The letter campaign, first reported in Bloomberg Law last week, calls on members of Congress to do everything in their power to get President-elect Donald Trump to rescind his appointment of Stephen Bannon as his chief strategist. Bannon is the former head of Breitbart News and ran Trump's campaign.
The letter was delivered Wednesday to members of Congress and to Trump's transition team with 15,000 signatures.
Nancy Leong, an associate professor at DU and one of the letter's authors, told Huffington Post that the signatures were all matched to bar numbers and that she and other letter organizers manually removed signatures associated with email addresses that appeared fake.
That is, to the best of their ability, this letter represents the concerns of some 15,000 actual attorneys from across the political spectrum.

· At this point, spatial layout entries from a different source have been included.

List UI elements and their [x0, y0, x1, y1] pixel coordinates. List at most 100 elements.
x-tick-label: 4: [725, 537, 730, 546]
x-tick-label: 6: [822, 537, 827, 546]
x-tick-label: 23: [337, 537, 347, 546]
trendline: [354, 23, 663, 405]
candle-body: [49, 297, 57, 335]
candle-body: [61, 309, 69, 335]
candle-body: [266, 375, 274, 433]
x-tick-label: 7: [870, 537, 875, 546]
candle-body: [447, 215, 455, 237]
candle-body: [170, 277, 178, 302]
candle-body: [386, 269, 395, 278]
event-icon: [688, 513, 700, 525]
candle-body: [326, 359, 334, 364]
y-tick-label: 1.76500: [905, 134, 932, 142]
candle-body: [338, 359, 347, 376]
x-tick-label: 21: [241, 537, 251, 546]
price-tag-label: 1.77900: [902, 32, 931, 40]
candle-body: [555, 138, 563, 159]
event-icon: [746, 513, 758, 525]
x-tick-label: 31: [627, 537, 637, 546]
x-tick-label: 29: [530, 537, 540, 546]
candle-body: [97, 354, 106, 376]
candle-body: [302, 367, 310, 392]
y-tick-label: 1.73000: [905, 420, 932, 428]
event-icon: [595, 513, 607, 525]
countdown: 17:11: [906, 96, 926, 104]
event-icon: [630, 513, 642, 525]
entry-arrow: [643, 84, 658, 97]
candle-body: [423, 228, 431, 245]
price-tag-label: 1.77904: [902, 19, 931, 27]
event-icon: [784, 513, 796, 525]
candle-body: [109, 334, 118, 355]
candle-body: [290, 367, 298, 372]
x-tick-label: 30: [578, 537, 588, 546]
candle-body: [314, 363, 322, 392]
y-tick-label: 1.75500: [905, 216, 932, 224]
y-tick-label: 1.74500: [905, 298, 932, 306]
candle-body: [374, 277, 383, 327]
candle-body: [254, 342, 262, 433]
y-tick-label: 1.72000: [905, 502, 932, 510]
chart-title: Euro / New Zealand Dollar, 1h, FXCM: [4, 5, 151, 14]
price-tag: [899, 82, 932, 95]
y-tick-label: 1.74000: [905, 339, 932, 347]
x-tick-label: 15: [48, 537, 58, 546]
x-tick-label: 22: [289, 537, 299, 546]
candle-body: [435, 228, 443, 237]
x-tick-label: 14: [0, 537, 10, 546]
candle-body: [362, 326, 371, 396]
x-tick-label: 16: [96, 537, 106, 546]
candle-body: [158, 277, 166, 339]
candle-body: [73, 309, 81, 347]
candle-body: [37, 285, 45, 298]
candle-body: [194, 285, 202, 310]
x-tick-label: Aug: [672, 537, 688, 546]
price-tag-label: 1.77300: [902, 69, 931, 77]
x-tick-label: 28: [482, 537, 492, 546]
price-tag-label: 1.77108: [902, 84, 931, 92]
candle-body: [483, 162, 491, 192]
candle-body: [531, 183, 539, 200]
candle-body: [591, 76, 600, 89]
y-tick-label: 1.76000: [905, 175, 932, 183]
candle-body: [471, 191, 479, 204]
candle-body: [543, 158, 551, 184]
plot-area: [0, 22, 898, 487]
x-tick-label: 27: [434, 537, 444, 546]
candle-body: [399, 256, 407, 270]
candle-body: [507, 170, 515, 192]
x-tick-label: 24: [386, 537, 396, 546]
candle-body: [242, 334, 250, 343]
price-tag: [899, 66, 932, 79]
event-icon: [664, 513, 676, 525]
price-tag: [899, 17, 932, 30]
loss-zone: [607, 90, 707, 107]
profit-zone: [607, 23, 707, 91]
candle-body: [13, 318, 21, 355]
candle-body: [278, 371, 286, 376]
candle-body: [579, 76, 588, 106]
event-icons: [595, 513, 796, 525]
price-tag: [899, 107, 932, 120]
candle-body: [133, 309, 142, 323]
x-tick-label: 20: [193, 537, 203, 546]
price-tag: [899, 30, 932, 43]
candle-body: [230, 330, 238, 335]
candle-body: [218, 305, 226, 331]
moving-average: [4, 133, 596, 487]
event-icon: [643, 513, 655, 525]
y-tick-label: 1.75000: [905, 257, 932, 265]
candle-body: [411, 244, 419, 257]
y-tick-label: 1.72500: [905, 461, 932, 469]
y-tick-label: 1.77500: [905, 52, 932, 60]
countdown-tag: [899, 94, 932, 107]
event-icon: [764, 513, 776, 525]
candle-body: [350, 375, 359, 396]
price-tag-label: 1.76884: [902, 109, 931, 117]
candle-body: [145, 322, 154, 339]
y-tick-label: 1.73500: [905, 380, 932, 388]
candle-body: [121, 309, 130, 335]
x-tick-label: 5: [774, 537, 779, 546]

These are their objections to Bannon:
Mr. Bannon has demonstrated his opposition to the stable, democratic form of government that our profession embraces and strives to maintain. His words could not be more clear: “Lenin wanted to destroy the state, and that’s my goal, too . . . I want to bring everything crashing down, and destroy all of today’s establishment.” This contempt for our longstanding governmental institutions has no place in a crucial leadership position.
Mr. Bannon has also enabled and promoted white supremacy. Under his leadership, Breitbart News has become what Mr. Bannon himself describes as "a platform for the alt-right" -- another term for white nationalism. Through Breitbart, Mr. Bannon has intentionally legitimized racism, anti-Semitism, and other hate-based ideologies. Such bigotry runs counter to the values enshrined in the Constitution we promised to defend. Indeed, it threatens democracy itself by undermining the equality of all citizens.
Bannon's appointment has drawn praise from white supremacists and strong criticism from a variety of quarters. Colorado Democrats signed on to a letter opposing the appointment and some issued their own statements, while Republicans have stayed largely quiet.
Some Republicans have defended Bannon by saying they know him personally, and he is not a white supremacist or an anti-Semite. Newt Gingrich made the highly questionable assertion that Bannon couldn't be an anti-Semite because he worked at Goldman Sachs and in Hollywood.
"It is not relevant whether Bannon himself is a white supremacist, an anti-Semite, etc.," Leong told Huffington Post. "He has shown himself willing to profit personally from a website that encourages those ideologies (he himself has called Breitbart 'the platform for the alt-right'). That’s more than enough to demonstrate that he shouldn’t hold a key position in the White House."